Karanlığın cüceleri ilmik ilmik ihaneti ördüler. Değil mi ki Padişahın fermanından ve şeyhülislamın fetvasından öte Anadolu'da biri "ulus" diğeri "bağımsızlık" isminde iki derecik çağıl çağıl akıp devleşerek "ulusal bağımsızlık" yatağında birleşip bir nehire dönüşmüştü sel olup önüne kimi katar bilinmezdi.

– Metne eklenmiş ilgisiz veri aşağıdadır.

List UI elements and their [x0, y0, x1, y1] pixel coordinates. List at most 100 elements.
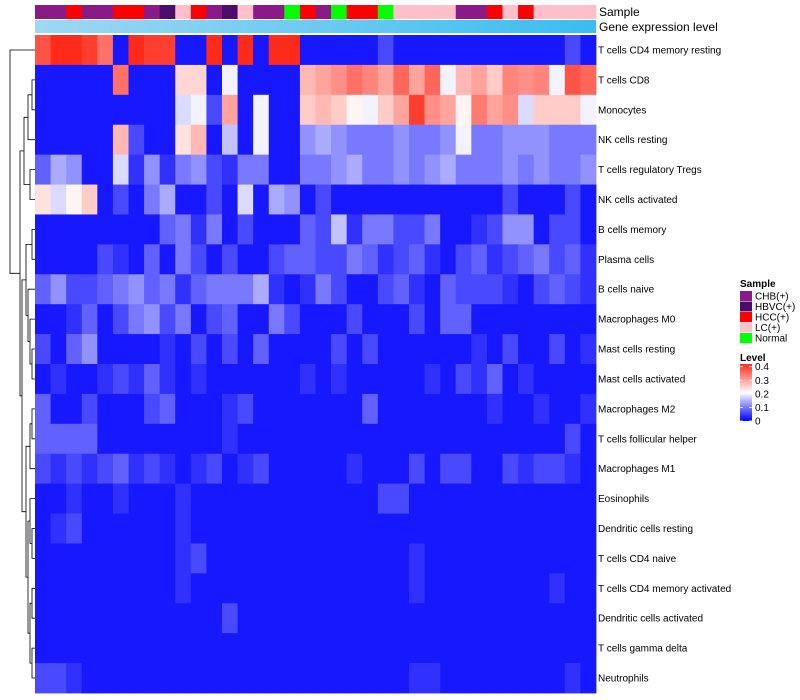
heatmap-cell: [128, 64, 145, 96]
sample-annotation-cell: [284, 5, 301, 19]
heatmap-cell: [502, 633, 519, 664]
heatmap-cell: [66, 633, 83, 664]
heatmap-cell: [346, 393, 363, 425]
heatmap-cell: [533, 304, 550, 335]
heatmap-cell: [175, 304, 192, 335]
heatmap-cell: [564, 304, 581, 335]
heatmap-cell: [393, 154, 410, 185]
heatmap-cell: [128, 274, 145, 305]
sample-annotation-cell: [66, 5, 83, 19]
heatmap-cell: [50, 304, 67, 335]
level-tick-label: 0.4: [755, 362, 769, 373]
heatmap-cell: [144, 423, 161, 455]
heatmap-cell: [486, 304, 503, 335]
heatmap-cell: [144, 35, 161, 66]
heatmap-cell: [159, 244, 176, 275]
heatmap-cell: [440, 423, 457, 455]
row-label: T cells CD8: [598, 75, 650, 86]
sample-legend-swatch: [740, 322, 752, 333]
heatmap-cell: [549, 453, 566, 485]
heatmap-cell: [222, 184, 238, 215]
heatmap-cell: [518, 244, 535, 275]
heatmap-cell: [190, 94, 207, 126]
heatmap-cell: [112, 124, 129, 156]
heatmap-cell: [175, 94, 192, 126]
heatmap-cell: [159, 423, 176, 455]
heatmap-cell: [440, 364, 457, 395]
heatmap-cell: [299, 64, 316, 96]
heatmap-cell: [237, 453, 254, 485]
heatmap-cell: [81, 244, 98, 275]
heatmap-cell: [284, 304, 301, 335]
heatmap-cell: [206, 423, 223, 455]
heatmap-cell: [409, 364, 425, 395]
heatmap-cell: [128, 543, 145, 574]
heatmap-cell: [128, 94, 145, 126]
heatmap-cell: [222, 483, 238, 514]
heatmap-cell: [237, 184, 254, 215]
heatmap-cell: [97, 453, 114, 485]
heatmap-cell: [346, 364, 363, 395]
sample-annotation-cell: [518, 5, 535, 19]
heatmap-cell: [533, 244, 550, 275]
heatmap-cell: [315, 423, 332, 455]
heatmap-cell: [50, 423, 67, 455]
heatmap-cell: [66, 244, 83, 275]
heatmap-cell: [533, 393, 550, 425]
heatmap-cell: [268, 35, 285, 66]
level-tick-label: 0.3: [755, 376, 769, 387]
heatmap-cell: [393, 663, 410, 694]
heatmap-cell: [486, 364, 503, 395]
sample-annotation-cell: [315, 5, 332, 19]
heatmap-cell: [97, 64, 114, 96]
heatmap-cell: [564, 94, 581, 126]
heatmap-cell: [237, 663, 254, 694]
heatmap-cell: [237, 513, 254, 544]
heatmap-cell: [346, 94, 363, 126]
heatmap-cell: [362, 483, 379, 514]
heatmap-cell: [112, 543, 129, 574]
row-label: T cells gamma delta: [598, 644, 688, 655]
heatmap-cell: [50, 274, 67, 305]
heatmap-cell: [268, 94, 285, 126]
heatmap-cell: [486, 184, 503, 215]
heatmap-cell: [440, 513, 457, 544]
heatmap-cell: [362, 364, 379, 395]
row-label: T cells CD4 memory activated: [598, 584, 731, 595]
heatmap-cell: [424, 124, 441, 156]
heatmap-cell: [533, 364, 550, 395]
heatmap-cell: [237, 64, 254, 96]
heatmap-cell: [362, 214, 379, 245]
heatmap-cell: [35, 364, 51, 395]
heatmap-cell: [549, 663, 566, 694]
heatmap-cell: [66, 543, 83, 574]
heatmap-cell: [580, 334, 597, 365]
heatmap-cell: [549, 94, 566, 126]
heatmap-cell: [393, 334, 410, 365]
heatmap-cell: [81, 334, 98, 365]
heatmap-cell: [346, 603, 363, 634]
row-label: Dendritic cells activated: [598, 614, 703, 625]
heatmap-cell: [362, 393, 379, 425]
sample-annotation-cell: [533, 5, 550, 19]
heatmap-cell: [50, 453, 67, 485]
heatmap-cell: [362, 35, 379, 66]
heatmap-cell: [549, 274, 566, 305]
heatmap-cell: [237, 274, 254, 305]
heatmap-cell: [440, 543, 457, 574]
heatmap-cell: [393, 423, 410, 455]
heatmap-cell: [253, 64, 270, 96]
heatmap-cell: [409, 64, 425, 96]
heatmap-cell: [440, 94, 457, 126]
heatmap-cell: [253, 513, 270, 544]
heatmap-cell: [549, 573, 566, 604]
heatmap-cell: [377, 513, 394, 544]
heatmap-cell: [471, 603, 488, 634]
heatmap-cell: [175, 124, 192, 156]
heatmap-cell: [175, 603, 192, 634]
heatmap-cell: [518, 573, 535, 604]
heatmap-cell: [190, 603, 207, 634]
sample-annotation-label: Sample: [599, 5, 640, 19]
heatmap-cell: [377, 184, 394, 215]
heatmap-cell: [253, 633, 270, 664]
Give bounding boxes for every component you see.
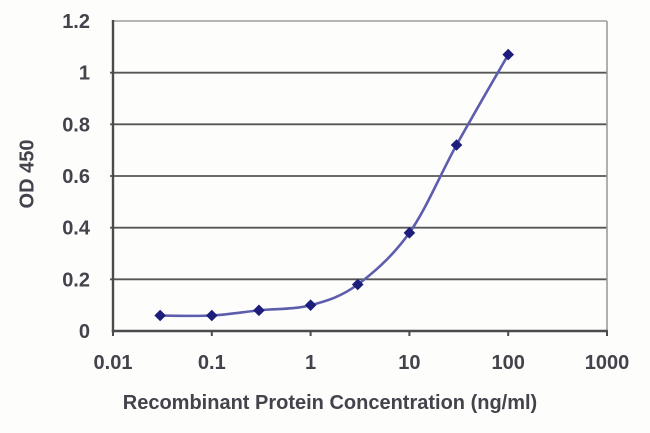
x-tick-label-10: 10 [398,352,420,374]
data-point-marker-30 [450,139,463,151]
y-tick-label-1.2: 1.2 [62,11,90,33]
data-point-marker-10 [403,227,416,239]
y-tick-label-0.8: 0.8 [62,114,90,136]
x-tick-label-1000: 1000 [585,352,630,374]
x-tick-label-0.01: 0.01 [94,352,133,374]
x-tick-label-1: 1 [305,352,316,374]
data-point-marker-0.03 [154,309,166,322]
data-point-marker-100 [502,48,514,61]
x-tick-label-100: 100 [492,352,525,374]
y-axis-title: OD 450 [16,139,39,209]
x-axis-title: Recombinant Protein Concentration (ng/ml… [122,392,538,414]
data-point-marker-3 [351,278,364,291]
y-tick-label-0.6: 0.6 [62,166,90,188]
y-tick-label-0.2: 0.2 [62,269,90,291]
data-point-marker-1 [304,299,317,311]
x-tick-label-0.1: 0.1 [198,352,226,374]
y-tick-label-0.4: 0.4 [62,218,91,240]
data-point-marker-0.3 [253,304,265,317]
data-series-line [158,53,510,318]
y-tick-label-1: 1 [79,63,90,85]
data-point-marker-0.1 [206,309,218,322]
y-tick-label-0: 0 [79,321,90,343]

Önce ulusu ve bağımsızlığı bayrak yapmış olanlar "eşkıya" ve "vatan haini" ilan edilip idamına karar verildi... Olmadı... Altın liralar payeler dağıtılıp pusular kuruldu... Sökmedi... Çağıl çağıl aktı su... Dağları tepeleri vadileri bereketlenerek aştı... Ankara'da yatak Ankara'da yurt buldu... Anadolu suya hasretliğini su Anadolu'ya hasretliğini bir kez dillendirmeye başlayınca damar damar yarıldı toprak... Her kuytulukta göz göz su kaynadı...
Millet millet olduğunu su ile kavuşup su ile hasretlik giderince anladı...
Kirinden kirletilmişliğinden arındı.